Chicago Med Season 9 Episode 11 was Ripley-heavy, but I doubt most fans minded all that much, especially as he was sidelined last week due to the flu. 

The episode not only saw Ripley catching up with his childhood friend Sully, who previously refused cancer treatment, but we also met Sully’s pregnant girlfriend, Lynne, who also clued in Hannah on Ripley’s difficult childhood—helpful, since he wasn’t forthcoming with any information when she asked. 

His past was also brought up during the deposition with Pavel’s lawyer, who tried to get him to crack while bringing up the personal matter of institutionalization to discredit him. While it certainly struck a chord, Ripley proved that he’s done the work to get through it, though Charles, who feels partially responsible for the situation in Ripley’s past and the lawsuit, took it upon himself to encourage Sharon Goodwin to convince Ripley to settle. 

He figured out that Charles must’ve said something, but it was nice to see him not get upset by the fact either. These two have come quite a long way in their relationship this season, as Charles suggested that his past is his story to tell on his own terms. 

As for Sully, his coughing symptoms only worsened, landing him in the hospital, as Rip nudged his buddy to come clean to the mom of his future child. Sully’s hesitation to seek out treatment also stemmed from his past, noting that when his father was sent to prison, it was the best day of his life and that maybe Lynne and the baby were better off without him. Naturally, Ripley pointed out that it was just the fear talking and that he needed treatment in order to be a present dad to his kid and to break the cycle of abandonment and trauma. All in all, these two have made a lot of progress. 

Lynne, thankfully, wasn’t in early labor either, so the storyline had somewhat of a positive ending, though I’m sure we’ll see more from them soon. 

Loren’s helicopter incident in the woods the episode prior was also at the forefront as he essentially told Maggie he didn’t remember what they talked about (so he has no clue he professed his feelings for her!) and tried to minimize his injuries to prove himself to Archer for the trauma fellowship. However, Archer can’t be fooled as he’s also one of the people who tried to downplay his symptoms, so he was able to detect what Loren was doing right away. And he gave him some key advice—know when to pull back and prioritize your own health first. As they say, the job will always be there, but you can’t help your patients if you aren’t helping yourself.

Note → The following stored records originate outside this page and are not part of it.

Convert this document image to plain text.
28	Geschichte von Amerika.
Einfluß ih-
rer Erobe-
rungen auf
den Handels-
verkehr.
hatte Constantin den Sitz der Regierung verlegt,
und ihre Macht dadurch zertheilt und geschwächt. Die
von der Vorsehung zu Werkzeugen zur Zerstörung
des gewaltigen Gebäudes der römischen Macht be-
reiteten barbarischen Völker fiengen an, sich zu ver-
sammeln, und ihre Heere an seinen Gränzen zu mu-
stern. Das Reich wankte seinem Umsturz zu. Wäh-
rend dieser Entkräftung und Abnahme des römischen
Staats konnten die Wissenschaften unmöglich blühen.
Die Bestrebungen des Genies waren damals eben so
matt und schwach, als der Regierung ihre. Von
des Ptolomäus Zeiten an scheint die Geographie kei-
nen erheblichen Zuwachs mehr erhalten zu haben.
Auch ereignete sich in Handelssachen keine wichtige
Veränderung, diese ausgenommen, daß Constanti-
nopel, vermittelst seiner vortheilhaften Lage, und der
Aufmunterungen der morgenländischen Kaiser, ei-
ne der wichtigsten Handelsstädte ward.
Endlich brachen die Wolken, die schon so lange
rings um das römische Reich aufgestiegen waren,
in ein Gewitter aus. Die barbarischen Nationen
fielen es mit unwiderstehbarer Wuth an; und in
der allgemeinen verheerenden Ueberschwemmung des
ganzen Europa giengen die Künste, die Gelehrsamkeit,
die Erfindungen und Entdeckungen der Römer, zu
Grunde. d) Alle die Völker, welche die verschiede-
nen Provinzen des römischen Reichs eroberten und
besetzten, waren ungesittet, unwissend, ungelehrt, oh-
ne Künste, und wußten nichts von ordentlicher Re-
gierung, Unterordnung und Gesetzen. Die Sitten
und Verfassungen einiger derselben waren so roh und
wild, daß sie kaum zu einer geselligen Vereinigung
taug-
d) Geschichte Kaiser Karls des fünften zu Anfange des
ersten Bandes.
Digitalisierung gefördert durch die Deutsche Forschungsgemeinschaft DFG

As for Maggie, I think she owes it to the both of them to address what was said in such a dire state head-on, but I understand wanting to give Loren space for healing and recovery. She should’ve learned from that life-or-death situation that you should never leave anything unsaid.

Dr. Charles teamed up with a new intern, Naomi Howard, who experienced a bit of a rough start due to nerves. She was assigned to a patient named Jay, who ended up being misdiagnosed with depression when he should’ve been on mood stabilizers to treat what Charles assumed was bipolar disorder. It was a pretty intense case for Naomi to witness, even if she was sitting on the sidelines for much of it, as Charles had to get to the bottom of Jay’s motivations—proving his dad wrong about his career in the arts. Thankfully, by the end of the hour, he managed to persuade him to make the necessary change to his treatment by suggesting that you don’t have to suffer for your art.

What did you think of the episode? Are you digging the flirtation between Asher and Ripley?